A typical domestic cooker magnetron has a peak power of a few kilowatts, and an average power of around 1 kW and requires a heater current of around 10 A. However, for industrial RF processing applications, peak powers of several tens of kilowatts are needed, and a correspondingly larger heater supply is needed with typical currents of the order of 100 amps, so that much higher gauge conductors are needed compared with domestic cooker magnetrons. In particular, it would not be practical or economic to wind such high gauge conductors into a choke coil used for a domestic cooker magnetron.
A basic problem to be addressed is therefore that in a microwave source for industrial applications a magnetron requires a high voltage supply to be applied to the cathode, perhaps as much as −20 kV, together with a heater supply of typically 11 V at 110 A, derived from an isolation transformer (and rectifier if a DC heater is used) connected across heater and cathode terminals of the magnetron. These terminals can be the source of considerable stray radiation in the frequency range 100 MHz to >1 GHz, as illustrated in a first inset 20 in FIG. 1, for a magnetron designed to produce an output at around 900 MHz. This stray radiation can be picked up and/or conducted in lead wires from the magnetron to the isolation transformer and lead wires from the isolation transformer to an external heater supply inverter. The isolation transformer, which is designed to hold off 20 kV, provides no significant barrier to currents induced by the stray radiation.
Because of the high levels of stray radiation, it is usually necessary fully to shield the magnetron and the isolation transformer in a metallic or other electrically conductive screened chamber. If a filter is fitted, its effectiveness may be limited by radiation picked up on its output.
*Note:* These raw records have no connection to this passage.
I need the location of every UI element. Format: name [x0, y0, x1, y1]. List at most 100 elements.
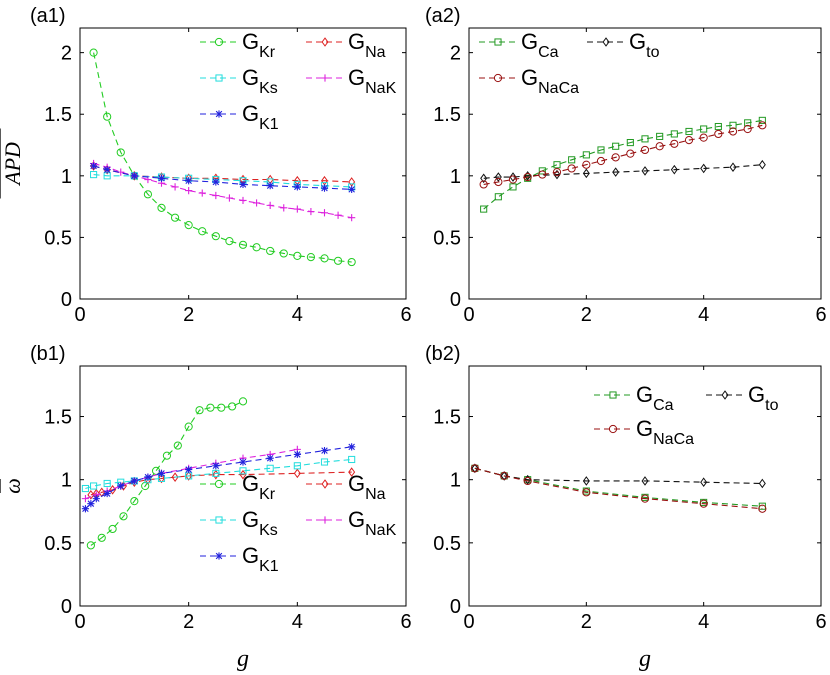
data-point	[266, 182, 274, 190]
data-point	[670, 164, 678, 175]
data-point	[266, 464, 274, 472]
legend-marker	[321, 516, 329, 524]
data-point	[184, 422, 193, 431]
data-point	[81, 505, 90, 513]
y-tick-label: 1	[450, 166, 461, 188]
legend-sub: NaCa	[538, 80, 579, 97]
panel-label: (a1)	[30, 5, 66, 27]
legend-marker	[609, 391, 617, 399]
panel-label: (b2)	[425, 343, 461, 365]
data-point	[553, 169, 561, 180]
data-point	[641, 135, 649, 143]
data-point	[206, 403, 215, 412]
data-point	[90, 171, 98, 179]
data-point	[500, 471, 509, 480]
x-tick-label: 4	[698, 304, 709, 326]
data-point	[293, 468, 301, 479]
legend-item: GKs	[200, 65, 278, 97]
data-point	[582, 151, 590, 159]
data-point	[212, 178, 220, 186]
legend-name: G	[242, 543, 259, 568]
legend-marker	[215, 516, 223, 524]
x-tick-label: 6	[815, 611, 826, 633]
legend-marker	[215, 110, 223, 118]
data-point	[334, 211, 342, 219]
data-point	[582, 488, 591, 497]
legend-item: GNaCa	[479, 65, 579, 97]
data-point	[217, 403, 226, 412]
y-tick-label: 0.5	[433, 227, 461, 249]
data-point	[157, 203, 166, 212]
data-point	[171, 472, 179, 482]
data-point	[184, 220, 193, 230]
data-point	[158, 473, 165, 484]
x-tick-label: 2	[183, 304, 194, 326]
legend-item: GKr	[200, 471, 276, 503]
data-point	[641, 166, 649, 176]
legend-item: GNaCa	[594, 416, 694, 448]
legend-item: GNa	[306, 29, 386, 61]
legend-label: Gto	[748, 382, 779, 414]
data-point	[81, 495, 90, 503]
data-point	[700, 163, 708, 174]
data-point	[700, 125, 708, 133]
legend-sub: K1	[259, 558, 279, 575]
legend-sub: Ca	[538, 44, 559, 61]
data-point	[568, 156, 576, 164]
data-point	[87, 500, 95, 508]
data-point	[538, 167, 546, 175]
series-line	[474, 467, 763, 510]
data-point	[479, 180, 488, 189]
data-point	[655, 142, 664, 151]
data-point	[97, 533, 106, 542]
data-point	[280, 204, 288, 212]
data-point	[320, 184, 329, 192]
x-tick-label: 2	[581, 304, 592, 326]
legend-sub: Na	[365, 486, 386, 503]
legend-item: GNaK	[306, 65, 397, 97]
legend-sub: Kr	[259, 486, 276, 503]
y-tick-label: 0.5	[44, 227, 72, 249]
data-point	[239, 196, 247, 205]
x-tick-label: 0	[74, 304, 85, 326]
axes-box	[468, 365, 822, 607]
data-point	[626, 138, 634, 147]
data-point	[729, 121, 737, 129]
data-point	[524, 171, 532, 181]
y-tick-label: 0.5	[433, 533, 461, 555]
data-point	[228, 402, 237, 411]
legend-marker	[494, 38, 502, 46]
x-tick-label: 4	[292, 611, 303, 633]
data-point	[480, 173, 488, 184]
data-point	[758, 504, 767, 513]
data-point	[656, 132, 664, 140]
data-point	[348, 185, 356, 193]
y-tick-label: 2	[450, 43, 461, 65]
legend-label: GKr	[242, 29, 276, 61]
legend-marker	[608, 424, 618, 434]
legend-label: GCa	[636, 382, 674, 414]
legend-name: G	[636, 382, 653, 407]
x-axis-label: g	[237, 646, 249, 672]
data-point	[89, 162, 98, 170]
data-point	[130, 172, 138, 180]
data-point	[670, 130, 678, 138]
data-point	[116, 148, 125, 157]
data-point	[130, 497, 139, 506]
data-point	[293, 183, 301, 191]
panel-label: (b1)	[30, 343, 66, 365]
x-tick-label: 2	[183, 611, 194, 633]
series-G-NaCa	[479, 121, 767, 189]
x-tick-label: 6	[815, 304, 826, 326]
legend-item: Gto	[706, 382, 779, 414]
legend-name: G	[636, 416, 653, 441]
data-point	[144, 473, 152, 481]
data-point	[252, 199, 261, 207]
data-point	[582, 476, 590, 486]
data-point	[238, 240, 248, 249]
data-point	[239, 467, 247, 475]
data-point	[348, 443, 356, 451]
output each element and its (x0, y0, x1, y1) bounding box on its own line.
Such a filter may provide no attenuation to the stray radiation because the filter itself acts as an antenna and picks up the stray radiation on its output even although the filter may have significant attenuation over the desired frequency band.
In many applications the drive current from the heater supply inverter is modulated as a high frequency (Fi) square wave, as illustrated in a second insert 21 in FIG. 1. Any filter used must be able to pass, without any significant distortion and loss, the heater supply inverter waveform into the screened chamber but significantly attenuate and minimise stray radiation to the outside of the screened chamber.
It is an objective of the current invention at least to ameliorate some of these difficulties in the prior art.